At first glance, the ad (above) looks fine, but let me tell you what I see that’s going wrong here.

Here’s the first thing that’s failing.

YOWTTAWA? Yeesh. Ottawa’s airport code is YOW so this is some kind of redundant Frankensteined combo of two words that mean the same thing.

Not to mention this text is floating to the side, all alone, with no context. Is this the name of some event? A band?

“Ahh of course!” The realization hit me. “This is the Ottawa 2017 social media username, I’ll bet!”

A quick search told me I was wrong. No twitter handle @YOWTTAWA.

But Twitter did have some references to this promotional campaign. And I’m not the only person who hated it. It just sounds… well… dumb.

It seems like the promoters are trying to get the term YOWTTAWA trending, and yet they left out the most important thing! THE HASHTAG! That one symbol tells us the entire purpose its inclusion on the poster and how to find more information about it. Let’s all remember the golden internet comms rule – if people can’t find the info in two clicks, they’ll bail. And for this reason, YOWTTAWA is a fail. Hey that rhymed.

Locals with social media savvy are already using #YOW when talking about the city, and so even if the intention was to make YOWTTAWA a hashtag, it was completely unnecessary.

Secondly, we have this.

“Hey Angie, those are the social media icons for each platform! Of course they included that, silly!” This is what you’re saying to me right now, isn’t it?

Well, yes. They want people to know they’re on Facebook and Twitter and so on. But you know where putting a tiny icon works best? ON THE INTERNET.

When looking at a real-life poster on a bus, I can’t click on it. I can’t go straight to your account and follow you. These icons work great on a website. In fact, it’s imperative that you have those on your website. But all this poster makes me do is search for the accounts myself.
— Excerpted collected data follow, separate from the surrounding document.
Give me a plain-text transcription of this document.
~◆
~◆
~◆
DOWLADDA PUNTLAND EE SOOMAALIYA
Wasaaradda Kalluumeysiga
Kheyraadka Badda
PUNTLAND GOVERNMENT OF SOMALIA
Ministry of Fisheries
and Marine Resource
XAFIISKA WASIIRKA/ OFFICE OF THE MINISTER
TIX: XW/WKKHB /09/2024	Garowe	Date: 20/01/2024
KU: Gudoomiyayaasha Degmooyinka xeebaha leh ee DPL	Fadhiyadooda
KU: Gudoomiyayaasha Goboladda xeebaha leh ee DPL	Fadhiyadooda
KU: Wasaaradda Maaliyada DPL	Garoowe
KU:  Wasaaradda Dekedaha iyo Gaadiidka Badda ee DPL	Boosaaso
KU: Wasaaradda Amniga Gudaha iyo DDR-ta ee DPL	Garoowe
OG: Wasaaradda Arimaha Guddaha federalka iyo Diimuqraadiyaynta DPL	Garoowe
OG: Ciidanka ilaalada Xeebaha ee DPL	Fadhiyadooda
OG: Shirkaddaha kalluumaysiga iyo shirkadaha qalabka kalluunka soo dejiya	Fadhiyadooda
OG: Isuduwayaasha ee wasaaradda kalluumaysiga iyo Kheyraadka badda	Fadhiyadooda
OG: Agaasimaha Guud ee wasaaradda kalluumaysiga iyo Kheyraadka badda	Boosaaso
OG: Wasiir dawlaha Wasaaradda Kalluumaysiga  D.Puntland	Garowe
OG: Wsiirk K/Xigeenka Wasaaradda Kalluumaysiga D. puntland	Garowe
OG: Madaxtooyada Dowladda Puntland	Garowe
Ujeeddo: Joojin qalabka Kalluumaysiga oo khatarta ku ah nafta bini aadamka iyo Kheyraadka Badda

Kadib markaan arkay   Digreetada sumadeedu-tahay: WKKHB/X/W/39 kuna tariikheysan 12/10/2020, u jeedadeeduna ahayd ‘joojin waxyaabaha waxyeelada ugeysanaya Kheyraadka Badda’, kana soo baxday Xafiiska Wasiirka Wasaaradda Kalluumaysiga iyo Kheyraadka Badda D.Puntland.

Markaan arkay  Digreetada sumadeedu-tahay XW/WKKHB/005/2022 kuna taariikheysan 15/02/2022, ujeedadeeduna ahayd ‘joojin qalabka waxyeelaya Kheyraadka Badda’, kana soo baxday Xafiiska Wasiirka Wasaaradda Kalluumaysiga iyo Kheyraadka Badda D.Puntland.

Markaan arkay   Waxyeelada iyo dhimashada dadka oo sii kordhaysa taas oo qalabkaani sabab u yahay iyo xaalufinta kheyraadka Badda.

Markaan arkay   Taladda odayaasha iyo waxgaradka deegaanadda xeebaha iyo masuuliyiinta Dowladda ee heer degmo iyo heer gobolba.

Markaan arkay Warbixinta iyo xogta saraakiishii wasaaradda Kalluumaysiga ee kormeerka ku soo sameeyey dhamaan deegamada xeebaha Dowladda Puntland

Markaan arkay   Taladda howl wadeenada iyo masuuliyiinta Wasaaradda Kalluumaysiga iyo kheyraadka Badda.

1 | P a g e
And yes – that sounds lazy, but let’s circle back to the golden internet comms rule, which you definitely know by now.

How could this ad have been more efficient? Well, this campaign struggled from the get go with continuity in its setup. The official site is ottawa2017.ca, you can find them easily enough on Facebook as Ottawa 2017 (although they  really need to use the custom URL feature), the Twitter handle is @2017ottawa (ooh so close!) and on Instagram they’re @ottawa_2017. They’re as consistent as they could get, I think, considering other users have snagged the account names they no doubt had in mind as their first choices. While it’s easiest, and certainly best practice, to say your brand is present on the Big Three (Facebook, Twitter, Instagram) all with the same exact handle, it looks as though they did the best they could.

All to say, in analog format where I can’t click a link, just tell me exactly how to find you on each platform. QR codes are a failed technology that tried to solve this problem by allowing users to scan the image and be taken straight to a website or app download page. While you might still see them here and there, QR codes don’t usually have much pick-up, and are usually a waste of time and space in your ad. They’re like laser discs. They seemed super high-tech at first, but the public was kinda just like “Meh.”

I recommend that the Ottawa 2017 campaign bail on the use of YOWTTAWA. Although I have no stats/metrics/data/whatever-you-wanna-call-it on the success of the term within this campaign, all I know is that my gut feeling was ICK and HUH? Not to mention I found that other people on Twitter also found it unappealing. First impressions are everything and a product or company that’s advertising to us has mere seconds to make it a good one. That’s usually what the success of marketing and branding hinges upon – instinct and gut feeling of the consumer.